Markets likely to open in green on Thursday

27 Sep 2018 Evaluate

The Indian markets ended Wednesday’s choppy trading session with marginal losses as investors remained on sidelines ahead of US Federal Reserve’s policy outcome. Today, the markets are likely to make positive start but trading is likely to be volatile on the back of futures and options (F&O) expiry of September contracts later in the day. Traders will be getting some encouragement with The United Nations Conference on Trade and Development (UNCTAD) expecting India’s economy to grow 7% in calendar year 2018 compared with 6.2% in 2017. The body said that an expansion in services and higher demand for exports has led to a moderate recovery in industrial production in its Trade and Development Report. There will be some support with Finance Minister Arun Jaitley’s statement that India has large avenues of growth to sustain a GDP increase of 7-8 per cent for two decades, unlike any other major economy. However, there will be some cautiousness with a United Nations trade report stating that the world economy remains on a shaky ground a decade after the 2008 financial crisis as the global economic growth is spasmodic and many economies are operating below potential. Meanwhile, the government has raised import duties on 19 items, including jet fuel and air conditioners, as it looks to check the widening current account deficit resulting from high crude oil prices and the rupee dipping to a historic low. The enhanced duty rates, which will make these imported goods expensive, will come into effect from midnight of September 26-27. There will be some buzz in banking sector stocks with the Finance Ministry’s statement that it would examine the capital demands raised by public sector banks including Punjab National Bank and Central Bank. Also, there will be some reaction on telecom sector stocks with report that the government expects to attract $100 billion in investments and generate four million jobs in the telecom sector as it approved a new policy for the industry. The policy also envisages 50 Mbps of broadband connectivity to every citizen in five years.

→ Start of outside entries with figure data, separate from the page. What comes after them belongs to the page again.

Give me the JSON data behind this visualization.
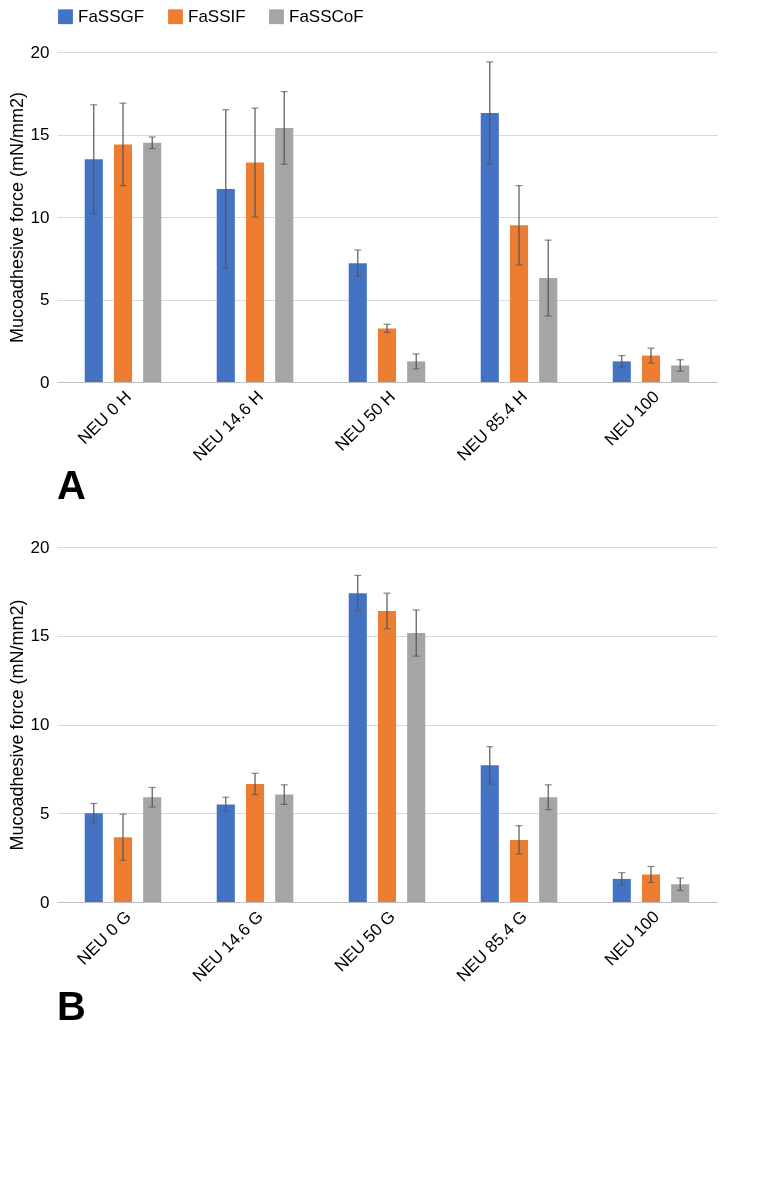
{
  "chart_data": [
    {
      "type": "bar",
      "annotations": [
        "A"
      ],
      "ylabel": "Mucoadhesive force (mN/mm2)",
      "categories": [
        "NEU 0 H",
        "NEU 14.6 H",
        "NEU 50 H",
        "NEU 85.4 H",
        "NEU 100"
      ],
      "ylim": [
        0,
        20
      ],
      "yticks": [
        0,
        5,
        10,
        15,
        20
      ],
      "grid": "y",
      "legend": "top",
      "series": [
        {
          "name": "FaSSGF",
          "color": "#4472c4",
          "values": [
            13.5,
            11.7,
            7.2,
            16.3,
            1.25
          ],
          "errors": [
            3.3,
            4.8,
            0.8,
            3.1,
            0.35
          ]
        },
        {
          "name": "FaSSIF",
          "color": "#ed7d31",
          "values": [
            14.4,
            13.3,
            3.25,
            9.5,
            1.6
          ],
          "errors": [
            2.5,
            3.3,
            0.25,
            2.4,
            0.45
          ]
        },
        {
          "name": "FaSSCoF",
          "color": "#a5a5a5",
          "values": [
            14.5,
            15.4,
            1.25,
            6.3,
            1.0
          ],
          "errors": [
            0.35,
            2.2,
            0.45,
            2.3,
            0.35
          ]
        }
      ]
    },
    {
      "type": "bar",
      "annotations": [
        "B"
      ],
      "ylabel": "Mucoadhesive force (mN/mm2)",
      "categories": [
        "NEU 0 G",
        "NEU 14.6 G",
        "NEU 50 G",
        "NEU 85.4 G",
        "NEU 100"
      ],
      "ylim": [
        0,
        20
      ],
      "yticks": [
        0,
        5,
        10,
        15,
        20
      ],
      "grid": "y",
      "legend": "top",
      "series": [
        {
          "name": "FaSSGF",
          "color": "#4472c4",
          "values": [
            5.0,
            5.5,
            17.4,
            7.7,
            1.3
          ],
          "errors": [
            0.55,
            0.4,
            1.0,
            1.05,
            0.35
          ]
        },
        {
          "name": "FaSSIF",
          "color": "#ed7d31",
          "values": [
            3.65,
            6.65,
            16.4,
            3.5,
            1.55
          ],
          "errors": [
            1.3,
            0.6,
            1.0,
            0.8,
            0.45
          ]
        },
        {
          "name": "FaSSCoF",
          "color": "#a5a5a5",
          "values": [
            5.9,
            6.05,
            15.15,
            5.9,
            1.0
          ],
          "errors": [
            0.55,
            0.55,
            1.3,
            0.7,
            0.35
          ]
        }
      ]
    }
  ]
}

The US markets ended lower on Wednesday after the Federal Reserve confirmed it would continue to embark on tighter monetary policy. Asian markets were trading mixed in early deals on Thursday as investors assessed commentary from the Federal Reserve that reaffirmed the US economy is strong enough to warrant another interest-rate increase by the end of this year.

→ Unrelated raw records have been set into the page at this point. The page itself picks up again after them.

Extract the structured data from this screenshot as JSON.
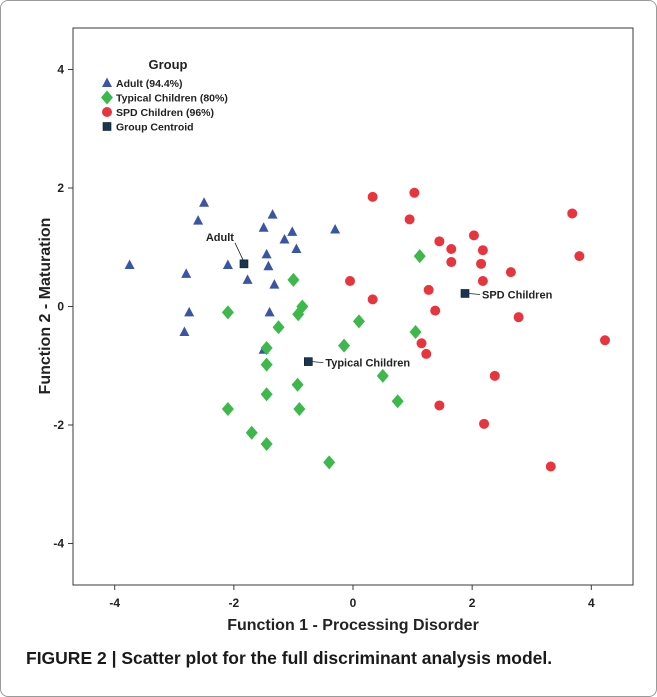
{
  "caption": {
    "label": "FIGURE 2 | ",
    "text": "Scatter plot for the full discriminant analysis model."
  },
  "chart_data": {
    "type": "scatter",
    "title": "",
    "xlabel": "Function 1 - Processing Disorder",
    "ylabel": "Function 2 - Maturation",
    "xlim": [
      -4.7,
      4.7
    ],
    "ylim": [
      -4.7,
      4.7
    ],
    "xticks": [
      -4,
      -2,
      0,
      2,
      4
    ],
    "yticks": [
      -4,
      -2,
      0,
      2,
      4
    ],
    "grid": false,
    "legend": {
      "title": "Group",
      "placement": "top-left",
      "entries": [
        {
          "label": "Adult  (94.4%)",
          "marker": "triangle",
          "color": "#3a55a5"
        },
        {
          "label": "Typical Children  (80%)",
          "marker": "diamond",
          "color": "#3cb94a"
        },
        {
          "label": "SPD Children  (96%)",
          "marker": "circle",
          "color": "#e8343c"
        },
        {
          "label": "Group Centroid",
          "marker": "square",
          "color": "#1a3550"
        }
      ]
    },
    "series": [
      {
        "name": "Adult  (94.4%)",
        "marker": "triangle",
        "color": "#3a55a5",
        "points": [
          [
            -3.75,
            0.7
          ],
          [
            -2.8,
            0.55
          ],
          [
            -2.75,
            -0.1
          ],
          [
            -2.83,
            -0.43
          ],
          [
            -2.6,
            1.45
          ],
          [
            -2.5,
            1.75
          ],
          [
            -2.1,
            0.7
          ],
          [
            -1.77,
            0.45
          ],
          [
            -1.5,
            1.33
          ],
          [
            -1.45,
            0.88
          ],
          [
            -1.42,
            0.68
          ],
          [
            -1.35,
            1.55
          ],
          [
            -1.32,
            0.37
          ],
          [
            -1.15,
            1.13
          ],
          [
            -1.02,
            1.26
          ],
          [
            -0.95,
            0.97
          ],
          [
            -0.3,
            1.3
          ],
          [
            -1.4,
            -0.1
          ],
          [
            -1.5,
            -0.73
          ]
        ]
      },
      {
        "name": "Typical Children  (80%)",
        "marker": "diamond",
        "color": "#3cb94a",
        "points": [
          [
            -2.1,
            -0.1
          ],
          [
            -2.1,
            -1.73
          ],
          [
            -1.7,
            -2.13
          ],
          [
            -1.45,
            -0.7
          ],
          [
            -1.45,
            -0.98
          ],
          [
            -1.45,
            -1.48
          ],
          [
            -1.45,
            -2.32
          ],
          [
            -1.25,
            -0.35
          ],
          [
            -1.0,
            0.45
          ],
          [
            -0.92,
            -0.13
          ],
          [
            -0.85,
            0.0
          ],
          [
            -0.93,
            -1.32
          ],
          [
            -0.9,
            -1.73
          ],
          [
            -0.4,
            -2.63
          ],
          [
            -0.15,
            -0.66
          ],
          [
            0.1,
            -0.25
          ],
          [
            0.5,
            -1.17
          ],
          [
            0.75,
            -1.6
          ],
          [
            1.05,
            -0.43
          ],
          [
            1.12,
            0.85
          ]
        ]
      },
      {
        "name": "SPD Children  (96%)",
        "marker": "circle",
        "color": "#e8343c",
        "points": [
          [
            -0.05,
            0.43
          ],
          [
            0.33,
            1.85
          ],
          [
            0.33,
            0.12
          ],
          [
            0.95,
            1.47
          ],
          [
            1.03,
            1.92
          ],
          [
            1.15,
            -0.62
          ],
          [
            1.23,
            -0.8
          ],
          [
            1.27,
            0.28
          ],
          [
            1.38,
            -0.07
          ],
          [
            1.45,
            1.1
          ],
          [
            1.45,
            -1.67
          ],
          [
            1.65,
            0.97
          ],
          [
            1.65,
            0.75
          ],
          [
            2.03,
            1.2
          ],
          [
            2.15,
            0.72
          ],
          [
            2.18,
            0.95
          ],
          [
            2.18,
            0.43
          ],
          [
            2.2,
            -1.98
          ],
          [
            2.38,
            -1.17
          ],
          [
            2.65,
            0.58
          ],
          [
            2.78,
            -0.18
          ],
          [
            3.32,
            -2.7
          ],
          [
            3.68,
            1.57
          ],
          [
            3.8,
            0.85
          ],
          [
            4.23,
            -0.57
          ]
        ]
      },
      {
        "name": "Group Centroid",
        "marker": "square",
        "color": "#1a3550",
        "points": [
          {
            "x": -1.83,
            "y": 0.72,
            "label": "Adult"
          },
          {
            "x": -0.75,
            "y": -0.93,
            "label": "Typical Children"
          },
          {
            "x": 1.88,
            "y": 0.22,
            "label": "SPD Children"
          }
        ]
      }
    ]
  }
}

Back home, Indian equity benchmarks ended the sluggish day of trade with marginal losses, as traders remained on sidelines ahead of September F&O expiry session due on Thursday. Investors will also keenly watch US Fed meet outcome due later in the day for fresh cues in the markets. Markets soon after a positive start turned negative, as street got cautious with a private report stating that even though India’s economy is growing at a fast pace, the ‘higher educated’ are reporting the highest rate of unemployment against the national average. The report also revealed that the unemployment scenario is most ‘severe’ in the northern states of the country. Afterwards, markets traded in a tight band as some concerns came with another private report stating that after US, India is likely to suffer highest economic damage from climate change. The report further noted that Carbon dioxide emissions are costing the Indian economy up to $210 billion every year. Traders failed to get any sense of relief the commerce ministry’s report that India will impose duties on imports within the norms of the World Trade Organisation (WTO) to protect domestic industry and boost the economy. However, losses remain capped with report that India’s fiscal deficit during the first five months (April-August) of the current fiscal (FY19) has shown improvement. The fiscal deficit stood at 94.7% of the Budget Estimate (BE) at August-end of FY19, better than 96.1% of BE at August-end of the last financial year. Traders also got some relief with the commerce and industry ministry stating that the government’s export promotion measures, implementation of minimum standards for imports, and continued healthy inflow of remittances by non-resident Indians will help control the country’s rising current account deficit (CAD). Market participants also got some comfort with report that maintaining India’s growth forecast at 7.3% for 2018, an international development finance institution, Asian Development Bank (ADB) has said that the economy continues on a robust growth path and is likely to grow at 7.6% during 2019, as goods and services tax and demonetisation effects abate as expected. Finally, the BSE Sensex declined 109.79 points or 0.30% to 36,542.27, while the CNX Nifty was down by 13.65 points or 0.12% to 11,053.80.